Measuring your PR successes
5th August 2019
In previous blogs, I’ve provided some tips on how to write press releases and get your news stories published. I’ve also written about other tools and techniques you can use to gain media coverage for your business.
Assuming that you have been successful in gaining coverage, how would you try and measure or quantify your achievements?
It’s easy enough to collect copies of your press or online coverage and to track any mentions on TV and radio. But how do you assess their relative merits. For example, how does a column centimetre in The Guardian compare with a half page article in The Hereford Times or a mention on The Jeremy Vine Show?
To answer this question, I would like to share with you a technique I learned many years ago, as follows:
I score each piece of media coverage I receive according to the following criteria (marks out of 10):
- To what extent is the publication/website/programme targeted at my key audiences?
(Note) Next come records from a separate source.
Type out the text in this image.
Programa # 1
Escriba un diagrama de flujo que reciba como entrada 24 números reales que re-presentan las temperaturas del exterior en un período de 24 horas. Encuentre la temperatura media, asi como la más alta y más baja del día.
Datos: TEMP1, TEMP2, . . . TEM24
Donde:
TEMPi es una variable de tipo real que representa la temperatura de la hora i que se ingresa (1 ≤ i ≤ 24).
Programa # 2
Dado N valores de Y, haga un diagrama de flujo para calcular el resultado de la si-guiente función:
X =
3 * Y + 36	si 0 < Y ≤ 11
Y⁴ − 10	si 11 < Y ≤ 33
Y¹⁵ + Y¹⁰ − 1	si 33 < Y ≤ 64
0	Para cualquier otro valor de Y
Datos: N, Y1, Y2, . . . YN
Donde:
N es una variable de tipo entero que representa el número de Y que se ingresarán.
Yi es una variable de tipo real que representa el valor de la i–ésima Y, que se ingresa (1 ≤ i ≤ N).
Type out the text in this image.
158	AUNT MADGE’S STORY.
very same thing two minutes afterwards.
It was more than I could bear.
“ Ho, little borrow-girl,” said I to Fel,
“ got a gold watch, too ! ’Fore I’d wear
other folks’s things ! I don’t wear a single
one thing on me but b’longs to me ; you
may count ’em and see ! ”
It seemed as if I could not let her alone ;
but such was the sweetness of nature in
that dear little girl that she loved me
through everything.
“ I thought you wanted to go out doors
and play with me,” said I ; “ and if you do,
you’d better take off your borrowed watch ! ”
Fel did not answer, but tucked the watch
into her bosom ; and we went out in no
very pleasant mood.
- To what extent does the mention of my business give the correct impression? Don’t forget, it’s the editor’s prerogative to choose what he or she includes from your press release or other material. Don’t expect them to include verbatim everything you write.
- How impactful is the article’s position in the publication or programme. A front page/peak time mention would score 10; hidden towards the back of the publication (or non-peak time) would score much less (dependent on the surrounding content).
- What proportion of the article is dedicated to information about my company?
You should use this approach consistently in order to build up a picture of the relative importance of all your media coverage.
Other techniques for measuring your media coverage
Another tool is to measure ‘OTS’ or ‘opportunities to see’. For example, how many copies of the publication are sold or how many viewers/listeners does the programme attract. Record the number.
I’ve spoken before about how to track the success of your online platforms, eg via Google Analytics and the numbers of engagements to your posts. You should use this information in your report if you’ve used these platforms to publicise your media story.
You should use none of these techniques in isolation. However, when compiled together, they will ensure you have comprehensive evidence on the impact of your publicity campaigns.